It’s that time of year when people are taking stock of 2018 and looking ahead to 2019.
I guess without knowing it, I’ve been reflecting on my first 6 months or so as a freelancer. Long walks with the dogs are great for thinking time.
I might not have been freelancing for very long, but I’ve learnt a lot. Partly through my own experiences, partly by reaching out to other people. And reading. Lots of reading.
Mostly, I’ve been thinking about what I would tell myself if I started again. Or anyone looking to go freelance, for that matter.
1. Listen to others, trust yourself
There’s so much to learn and so much good advice and support out there. You’d be a fool to ignore it.
In the first couple of months I felt like everything I heard or read, I had to do it. Contracts. Payment terms. Rates. Social media. Marketing.
But you can’t do everything and we’re all different. So what works for someone might not work for you.
Get out there, whether it’s online or in the flesh. Listen and learn. But don’t feel like you have to do everything. Ultimately you know yourself and your business.
2. Find the sweet spot between persistence and patience
I’ve really struggled with this. Whether it’s finding new clients or marketing my business. It doesn’t happen overnight, but it doesn’t happen by magic either.
If you’re too persistent the chances are that you’ll become a bit of a nuisance. It’s not an approach that sits comfortably with me anyway.
Too patient though and you’ll probably find things don’t happen. You’ve got to look for and create opportunities.
My experience of finding new clients is there’s usually a lag. So just because someone doesn’t respond at first, it doesn’t mean that it’s not worthwhile in the long run. Stick at it.
Strike the right balance between persistence and patience and you should be okay.
3. Like anything, there’s pros and cons
There are pros and cons to any job. It’s no different for freelancers.
Pro: I’m my own boss. I can take on the work I want to do, work when I want and make my own decisions.
Con: I’m my own boss. I don’t have a boss to turn to and the buck stops with me.
Pro: I work from home. I don’t have to commute, I can work where I want and get to walk the dogs at lunch.

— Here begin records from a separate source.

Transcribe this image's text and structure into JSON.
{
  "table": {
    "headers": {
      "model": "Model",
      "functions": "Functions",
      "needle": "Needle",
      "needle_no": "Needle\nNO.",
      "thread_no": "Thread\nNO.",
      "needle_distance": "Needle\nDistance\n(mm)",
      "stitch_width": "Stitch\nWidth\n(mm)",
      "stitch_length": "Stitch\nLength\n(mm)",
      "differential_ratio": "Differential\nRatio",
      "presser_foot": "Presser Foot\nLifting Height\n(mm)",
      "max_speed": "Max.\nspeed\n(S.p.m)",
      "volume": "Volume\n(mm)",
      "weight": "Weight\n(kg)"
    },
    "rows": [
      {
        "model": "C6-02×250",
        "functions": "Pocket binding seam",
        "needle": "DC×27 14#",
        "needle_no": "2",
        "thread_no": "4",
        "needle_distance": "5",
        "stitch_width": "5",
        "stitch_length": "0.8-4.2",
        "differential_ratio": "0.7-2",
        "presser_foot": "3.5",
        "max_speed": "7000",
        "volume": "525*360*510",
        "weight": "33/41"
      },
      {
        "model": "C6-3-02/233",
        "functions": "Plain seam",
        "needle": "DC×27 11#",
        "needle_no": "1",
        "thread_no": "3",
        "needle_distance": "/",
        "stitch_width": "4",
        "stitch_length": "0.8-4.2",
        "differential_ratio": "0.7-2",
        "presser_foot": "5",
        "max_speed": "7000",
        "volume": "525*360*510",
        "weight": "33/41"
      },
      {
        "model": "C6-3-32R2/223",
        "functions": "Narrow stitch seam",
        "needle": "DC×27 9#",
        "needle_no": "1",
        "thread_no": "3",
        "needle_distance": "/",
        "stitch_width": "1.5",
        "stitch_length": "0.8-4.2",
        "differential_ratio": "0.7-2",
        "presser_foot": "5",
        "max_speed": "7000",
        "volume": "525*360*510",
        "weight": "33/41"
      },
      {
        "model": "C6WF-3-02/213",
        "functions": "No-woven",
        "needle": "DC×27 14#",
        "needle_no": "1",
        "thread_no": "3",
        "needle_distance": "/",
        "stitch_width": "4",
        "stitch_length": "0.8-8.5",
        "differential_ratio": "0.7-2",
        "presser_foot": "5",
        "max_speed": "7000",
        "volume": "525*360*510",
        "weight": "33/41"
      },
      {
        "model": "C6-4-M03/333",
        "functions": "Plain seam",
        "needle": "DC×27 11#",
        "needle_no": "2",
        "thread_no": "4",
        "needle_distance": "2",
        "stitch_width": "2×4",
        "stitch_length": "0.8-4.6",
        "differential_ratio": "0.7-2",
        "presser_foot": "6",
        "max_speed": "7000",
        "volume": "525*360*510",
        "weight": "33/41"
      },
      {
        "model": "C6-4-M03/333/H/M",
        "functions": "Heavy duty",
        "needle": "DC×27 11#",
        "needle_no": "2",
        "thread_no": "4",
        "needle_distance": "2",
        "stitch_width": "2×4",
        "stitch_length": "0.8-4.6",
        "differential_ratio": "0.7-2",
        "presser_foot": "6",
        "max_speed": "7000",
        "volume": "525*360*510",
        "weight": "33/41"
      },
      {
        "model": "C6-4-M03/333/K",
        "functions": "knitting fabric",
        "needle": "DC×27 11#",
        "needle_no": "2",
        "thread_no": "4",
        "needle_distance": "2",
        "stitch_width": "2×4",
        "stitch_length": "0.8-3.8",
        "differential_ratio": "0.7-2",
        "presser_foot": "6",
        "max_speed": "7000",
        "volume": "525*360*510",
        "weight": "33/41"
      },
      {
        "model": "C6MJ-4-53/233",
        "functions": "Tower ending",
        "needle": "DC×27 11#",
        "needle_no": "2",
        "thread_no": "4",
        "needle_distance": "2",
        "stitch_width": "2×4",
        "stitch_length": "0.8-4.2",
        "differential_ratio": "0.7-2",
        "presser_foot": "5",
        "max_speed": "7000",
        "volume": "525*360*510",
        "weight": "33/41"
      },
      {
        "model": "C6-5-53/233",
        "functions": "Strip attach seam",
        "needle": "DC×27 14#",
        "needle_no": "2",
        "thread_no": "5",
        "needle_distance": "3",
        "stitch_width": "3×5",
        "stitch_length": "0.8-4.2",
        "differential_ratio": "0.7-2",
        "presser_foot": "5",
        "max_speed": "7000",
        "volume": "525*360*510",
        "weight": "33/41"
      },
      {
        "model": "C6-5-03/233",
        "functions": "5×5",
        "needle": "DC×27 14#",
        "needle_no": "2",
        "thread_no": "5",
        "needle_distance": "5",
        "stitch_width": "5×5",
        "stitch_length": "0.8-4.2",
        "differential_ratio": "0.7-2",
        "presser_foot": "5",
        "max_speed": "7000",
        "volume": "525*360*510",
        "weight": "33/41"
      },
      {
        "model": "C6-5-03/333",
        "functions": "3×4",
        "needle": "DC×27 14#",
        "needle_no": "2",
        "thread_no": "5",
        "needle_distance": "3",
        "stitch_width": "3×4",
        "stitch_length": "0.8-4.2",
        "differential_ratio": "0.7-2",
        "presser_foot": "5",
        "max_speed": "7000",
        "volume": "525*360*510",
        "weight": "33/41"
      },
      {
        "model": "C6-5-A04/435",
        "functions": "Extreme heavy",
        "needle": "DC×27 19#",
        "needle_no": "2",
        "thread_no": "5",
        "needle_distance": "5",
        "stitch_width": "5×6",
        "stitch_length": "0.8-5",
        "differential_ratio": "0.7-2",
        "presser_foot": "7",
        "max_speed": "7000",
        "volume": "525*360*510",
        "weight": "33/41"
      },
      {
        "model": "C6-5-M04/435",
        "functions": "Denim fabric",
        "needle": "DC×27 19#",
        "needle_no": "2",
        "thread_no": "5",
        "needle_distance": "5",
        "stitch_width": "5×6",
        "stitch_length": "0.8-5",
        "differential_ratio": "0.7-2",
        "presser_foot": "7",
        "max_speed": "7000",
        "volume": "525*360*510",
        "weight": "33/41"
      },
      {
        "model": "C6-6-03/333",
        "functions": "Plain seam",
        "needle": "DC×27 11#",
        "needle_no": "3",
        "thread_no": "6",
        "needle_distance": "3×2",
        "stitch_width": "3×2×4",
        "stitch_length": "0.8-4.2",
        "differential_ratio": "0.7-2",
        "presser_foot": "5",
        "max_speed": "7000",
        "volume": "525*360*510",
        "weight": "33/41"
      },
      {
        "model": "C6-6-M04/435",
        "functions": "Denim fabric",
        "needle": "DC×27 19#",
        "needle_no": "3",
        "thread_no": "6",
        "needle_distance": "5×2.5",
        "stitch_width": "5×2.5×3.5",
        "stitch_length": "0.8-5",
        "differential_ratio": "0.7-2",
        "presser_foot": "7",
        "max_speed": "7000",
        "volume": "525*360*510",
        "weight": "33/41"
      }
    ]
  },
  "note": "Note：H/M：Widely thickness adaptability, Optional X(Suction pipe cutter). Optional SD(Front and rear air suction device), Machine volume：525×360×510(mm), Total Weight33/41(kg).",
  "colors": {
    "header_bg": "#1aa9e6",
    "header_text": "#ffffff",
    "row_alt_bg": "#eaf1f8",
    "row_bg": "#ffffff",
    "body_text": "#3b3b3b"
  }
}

Con: I work from home. It can be lonely, I struggle to switch off in the evenings and I have to provide my own IT support. Actually, that last bit might be a pro.
I firmly believe if you can live with the cons of freelance life, you’ll love the pros.
4. Learn to ride the freelance waves
I’m ending on a metaphor. Apologies if they’re not your thing.
I’ve seen and heard a lot of people liken freelancing to riding the ups and downs of a rollercoaster. I see the comparison.
But from my experience, and speaking to more experienced freelancers, it feels more like surfing. Well I imagine it does. I’ve never surfed in my life.
We’re all riding the same waves. We’re all dealing with the same challenges. It’s just with experience you get better at dealing with them.
There are times when there just aren’t any waves to ride. It’s the same with freelancing. It might be a quiet time of year. Make the most of it and be ready to go when the waves are out again.
Getting hit by big waves hurts. You’re probably going to fall at some point. Whether it’s missing out on a pitch you gave up your weekend for or massively misjudging a project. Don’t get too down about it. Pick yourself up and go again.
Go find your surfing community. You might be able to develop your skills and improve on your own, but it can be lonely and difficult. Reach out, get involved and value the community of freelancers ready and willing to give you that support you need.
When you learn to ride those waves, it feels good!